Statement of ASC 718 (Financial Accounting Standard No. 123R “Share-Based Payment” is the revised version of FAS 123). It sets forth in great detail the FASB’s views on how to determine the compensation expenses companies should take on their income statements when issuing stock options to their employees.
How does the ASC 718 view binomial model valuations?
The earlier version of ASC 718 (FAS 123) required public companies to use the binomial models over the closed-form models unless there were compelling reasons not to. The revised standard, in its implementation guidance, retains an implicit preference for the binomial models, due to their greater ability to provide more sophisticated modeling of actual real-world employee behavior with respect to early exercise. In the binomial models, early exercise is assumed to be a function of stock price trends, while in the closed-form models, a set expected time to expiration is assumed.
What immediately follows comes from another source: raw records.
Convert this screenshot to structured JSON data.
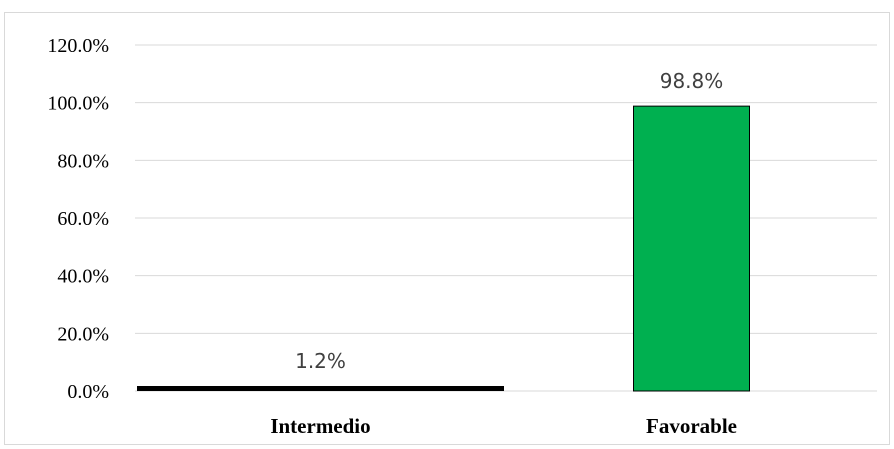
{
  "chart_data": {
    "type": "bar",
    "title": "",
    "xlabel": "",
    "ylabel": "",
    "categories": [
      "Intermedio",
      "Favorable"
    ],
    "values": [
      1.2,
      98.8
    ],
    "data_labels": [
      "1.2%",
      "98.8%"
    ],
    "bar_colors": [
      "#000000",
      "#00b050"
    ],
    "ylim": [
      0,
      120
    ],
    "yticks": [
      0,
      20,
      40,
      60,
      80,
      100,
      120
    ],
    "ytick_labels": [
      "0.0%",
      "20.0%",
      "40.0%",
      "60.0%",
      "80.0%",
      "100.0%",
      "120.0%"
    ],
    "grid": true,
    "legend": "none"
  }
}
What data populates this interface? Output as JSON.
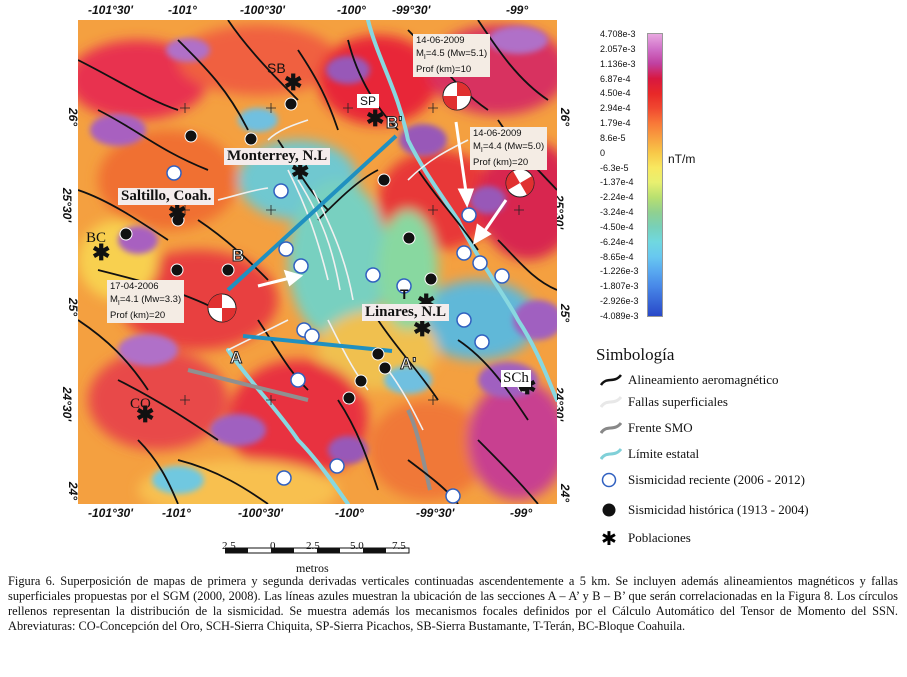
{
  "axes": {
    "top_lon": [
      "-101°30'",
      "-101°",
      "-100°30'",
      "-100°",
      "-99°30'",
      "-99°"
    ],
    "bottom_lon": [
      "-101°30'",
      "-101°",
      "-100°30'",
      "-100°",
      "-99°30'",
      "-99°"
    ],
    "left_lat": [
      "26°",
      "25°30'",
      "25°",
      "24°30'",
      "24°"
    ],
    "right_lat": [
      "26°",
      "25°30'",
      "25°",
      "24°30'",
      "24°"
    ]
  },
  "colorbar": {
    "unit": "nT/m",
    "ticks": [
      "4.708e-3",
      "2.057e-3",
      "1.136e-3",
      "6.87e-4",
      "4.50e-4",
      "2.94e-4",
      "1.79e-4",
      "8.6e-5",
      "0",
      "-6.3e-5",
      "-1.37e-4",
      "-2.24e-4",
      "-3.24e-4",
      "-4.50e-4",
      "-6.24e-4",
      "-8.65e-4",
      "-1.226e-3",
      "-1.807e-3",
      "-2.926e-3",
      "-4.089e-3"
    ],
    "colors": [
      "#e8a8e0",
      "#d070c8",
      "#c040a0",
      "#d81840",
      "#e82828",
      "#f04830",
      "#f87838",
      "#f8a040",
      "#f8c848",
      "#f8e860",
      "#e8f070",
      "#b8e070",
      "#90d090",
      "#78d0b8",
      "#70d8e0",
      "#68c8f0",
      "#58a8f0",
      "#4888e8",
      "#3868d8",
      "#2848c8"
    ]
  },
  "places": {
    "sb": "SB",
    "sp": "SP",
    "monterrey": "Monterrey, N.L",
    "saltillo": "Saltillo, Coah.",
    "bc": "BC",
    "t": "T",
    "linares": "Linares, N.L",
    "sch": "SCh",
    "co": "CO",
    "a": "A",
    "a_prime": "A'",
    "b": "B",
    "b_prime": "B'"
  },
  "events": [
    {
      "date": "14-06-2009",
      "mag": "M",
      "mag_sub": "I",
      "mag_rest": "=4.5 (Mw=5.1)",
      "depth": "Prof (km)=10"
    },
    {
      "date": "14-06-2009",
      "mag": "M",
      "mag_sub": "I",
      "mag_rest": "=4.4 (Mw=5.0)",
      "depth": "Prof (km)=20"
    },
    {
      "date": "17-04-2006",
      "mag": "M",
      "mag_sub": "I",
      "mag_rest": "=4.1 (Mw=3.3)",
      "depth": "Prof (km)=20"
    }
  ],
  "legend": {
    "title": "Simbología",
    "items": [
      {
        "label": "Alineamiento aeromagnético",
        "icon": "black-curve-icon"
      },
      {
        "label": "Fallas superficiales",
        "icon": "white-curve-icon"
      },
      {
        "label": "Frente SMO",
        "icon": "gray-curve-icon"
      },
      {
        "label": "Límite estatal",
        "icon": "cyan-curve-icon"
      },
      {
        "label": "Sismicidad reciente (2006 - 2012)",
        "icon": "open-circle-icon"
      },
      {
        "label": "Sismicidad histórica (1913 - 2004)",
        "icon": "filled-circle-icon"
      },
      {
        "label": "Poblaciones",
        "icon": "asterisk-icon"
      }
    ]
  },
  "scale": {
    "ticks": [
      "2.5",
      "0",
      "2.5",
      "5.0",
      "7.5"
    ],
    "unit": "metros"
  },
  "caption": "Figura 6. Superposición de mapas de primera y segunda derivadas verticales continuadas ascendentemente a 5 km. Se incluyen además alineamientos magnéticos y fallas superficiales propuestas por el SGM (2000, 2008). Las líneas azules muestran la ubicación de las secciones A – A’ y B – B’ que serán correlacionadas en la Figura 8. Los círculos rellenos representan la distribución de la sismicidad. Se muestra además los mecanismos focales definidos por el Cálculo Automático del Tensor de Momento del SSN. Abreviaturas: CO-Concepción del Oro, SCH-Sierra Chiquita, SP-Sierra Picachos, SB-Sierra Bustamante, T-Terán, BC-Bloque Coahuila."
}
What are the main reasons for choosing the binomial model over “closed-form” models?
The binomial models are far more sophisticated and provide a much more accurate gauge of the magnitude of the stock-option compensation expenses. Thus, the financial reporting of the company provides better information to investors. The main drawbacks of the binomial models are complexity and the added cost of the valuation. Pluris performs option valuations using both kinds of models, and other models, such as Monte-Carlo simulation, as necessary.
How is the time to expiration estimated?
Generally speaking, in the closed-form models, the expected time remaining on the options should be based on actual early-exercise behavior of the company’s employees. However, many companies do not have enough information to estimate this with any certainty, especially if their stock-option grant programs are recently implemented. In those cases, the mid-point between the vesting date of the options and the last possible date of exercise is sometimes used.
How is the volatility estimated?
The volatility of the stock should be based on the actual stock price history of the company, or on guideline companies for private or recently public companies. Certain supplementary analyses may also be performed, such as an analysis of possible “reversion to the mean” and an analysis of past extraordinary events that may have influenced historical volatility statistics.